This week I happened to see an install of Mac OS X Snow Leopard (v10.6.4) on a
Dell D620. My first impression was somewhat favorable, but read more below.
From an aesthetic perspective, it looks nice. However, Apple has adapted OS X to conform with the way their desktop interface has always been presented. A big part of this design forces the active Window's menu to be located at the top bar and "untied" from the window itself. This is just wrong, a bad design. Too bad they didn't correct it when they had the chance at the cretaceous/tertiary boundary layer - oops, I mean at the v9 to v10 transition. (Aside: It's funny that MS Vista and Windows 7 have somewhat copied this error and have removed perfectly functional menus in the name of a "cleaner" look. I am definitely in the "minimalist" design school, but removing the menu entirely is wrong, too.) From the Law: Every application that uses a menu should place it below its own title bar.
Continuing on, I downloaded some core and essential applications to make comparisons. I chose Firefox, Skype, and OpenOffice as representative cross platform applications. I found that each of these are truly cross platform and work the same way across all three platforms (Linux, Mac OS X, Windows). Notably, OpenOffice is now a native "Cocoa" application under Mac OS X and no longer requires the X11 layer. In the end all of these are equally "functional" and equally "beautiful" regardless of platform. This category is more or less a tie.
Next, I gave quicktime and iTunes the abiility to play ogg files with the quicktime component. (By the way, I think you need to logout after installing the xiph library thingy; otherwise, it doesn't become active.) When I wasn't sure this was working, I downloaded a more general sound program, sox. Interestingly, this program just segfaults. This is strange and smacks of direct breakage/interfence from Apple. Aye, there's the rub. I am not ready to trade one monopolist's tactics for the other's.

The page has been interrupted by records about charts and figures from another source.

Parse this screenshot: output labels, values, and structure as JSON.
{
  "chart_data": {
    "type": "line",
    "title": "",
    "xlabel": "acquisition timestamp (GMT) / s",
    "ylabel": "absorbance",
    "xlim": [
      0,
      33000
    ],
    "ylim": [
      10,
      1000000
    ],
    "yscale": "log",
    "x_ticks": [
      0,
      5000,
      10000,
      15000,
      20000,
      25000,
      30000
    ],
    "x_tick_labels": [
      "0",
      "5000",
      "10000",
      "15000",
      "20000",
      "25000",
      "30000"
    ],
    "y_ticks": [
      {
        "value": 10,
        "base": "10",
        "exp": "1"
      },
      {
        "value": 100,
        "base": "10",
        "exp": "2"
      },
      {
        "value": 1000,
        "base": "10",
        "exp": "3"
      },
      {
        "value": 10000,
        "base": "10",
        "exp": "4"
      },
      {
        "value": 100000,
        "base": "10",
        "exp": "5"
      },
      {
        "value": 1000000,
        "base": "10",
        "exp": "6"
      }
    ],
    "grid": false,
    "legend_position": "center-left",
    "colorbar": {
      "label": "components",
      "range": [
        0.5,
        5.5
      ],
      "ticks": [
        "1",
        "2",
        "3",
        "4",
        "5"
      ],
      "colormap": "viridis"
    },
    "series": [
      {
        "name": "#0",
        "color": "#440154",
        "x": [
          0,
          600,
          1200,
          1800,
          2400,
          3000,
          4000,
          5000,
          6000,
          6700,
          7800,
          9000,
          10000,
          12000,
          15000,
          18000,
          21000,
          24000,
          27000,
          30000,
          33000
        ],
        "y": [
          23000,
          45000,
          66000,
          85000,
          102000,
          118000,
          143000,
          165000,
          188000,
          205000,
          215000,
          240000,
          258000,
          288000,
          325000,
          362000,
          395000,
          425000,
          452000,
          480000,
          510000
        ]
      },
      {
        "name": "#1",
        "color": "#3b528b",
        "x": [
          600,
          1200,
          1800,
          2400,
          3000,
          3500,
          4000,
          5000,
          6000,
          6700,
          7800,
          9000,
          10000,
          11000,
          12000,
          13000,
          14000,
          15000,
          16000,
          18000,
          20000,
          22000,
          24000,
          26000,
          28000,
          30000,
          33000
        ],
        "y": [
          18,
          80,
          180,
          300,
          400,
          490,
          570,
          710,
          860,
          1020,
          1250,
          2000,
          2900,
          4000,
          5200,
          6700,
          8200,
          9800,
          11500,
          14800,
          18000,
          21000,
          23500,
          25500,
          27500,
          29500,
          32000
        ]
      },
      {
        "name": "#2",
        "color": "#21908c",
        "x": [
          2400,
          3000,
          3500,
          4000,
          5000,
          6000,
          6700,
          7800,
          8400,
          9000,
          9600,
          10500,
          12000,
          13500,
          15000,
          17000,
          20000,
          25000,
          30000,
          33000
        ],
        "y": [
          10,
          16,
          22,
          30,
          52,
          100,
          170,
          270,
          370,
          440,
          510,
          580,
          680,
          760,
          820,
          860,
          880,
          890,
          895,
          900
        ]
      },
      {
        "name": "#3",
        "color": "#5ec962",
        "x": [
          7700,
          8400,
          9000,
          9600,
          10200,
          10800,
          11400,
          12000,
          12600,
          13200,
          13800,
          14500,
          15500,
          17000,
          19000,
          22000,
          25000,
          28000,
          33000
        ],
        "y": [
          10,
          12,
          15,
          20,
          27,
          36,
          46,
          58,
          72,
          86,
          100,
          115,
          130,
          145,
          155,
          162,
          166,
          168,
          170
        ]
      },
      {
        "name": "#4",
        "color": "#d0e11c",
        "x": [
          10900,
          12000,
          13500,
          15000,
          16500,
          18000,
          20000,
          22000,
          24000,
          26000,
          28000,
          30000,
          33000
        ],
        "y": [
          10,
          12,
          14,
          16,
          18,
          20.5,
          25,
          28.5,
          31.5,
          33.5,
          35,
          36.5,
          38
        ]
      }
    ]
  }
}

Continuing on, I took a quick glance around the environment to see if there was any thing which is driving the masses to switch in droves to the new and cool platform. The calendar application, iCal looks very nice. The Dashboard thingy is nice but I don't know how to set it into a usable desktop background mode. Its default behaviour "returns" it to the dock- what's the point of that? I had been more or less avoiding it, but finally opened iTunes, Apple's flagship application. I was immediately assaulted by the expletive-ing billboard that appears for Apple's "chosen". It is definitely in the Real Player, Microsoft Media Player school of design which copies the television metaphor for both passive activity, and ad supported content. Really, that's it? That's the greatest thing since sliced bread?
But just for the sake of argument, let's say you can ignore its flaws and its blatant commercialism, and you just want to use it as another "unix" platform and adapt it for your intended purpose. OS X (Darwin at its core) is a FreeBSD derivative, therefore, I assume you should be able to use "ports" to compile new applications from source. To do this, the first thing you'll need is a compiler. I found that you can get the tools necessary from something Apple calls xcode. But to get that, you'll have to register as an Apple developer first. Its's ironic when you jump through that hoop, the payoff is the GPL licensed toolset, with the gcc compiler at heart. (It's not clear to me if FreeBSD has its own compiler, or also relies on the GPL toolset.) Obviously, Apple doesn't have any qualms about taking "free" tools, and not worrying about giving back- either in the spirit or letter of the law.
I've seen enough. There is nothing compelling and I'll be sticking with Slackware.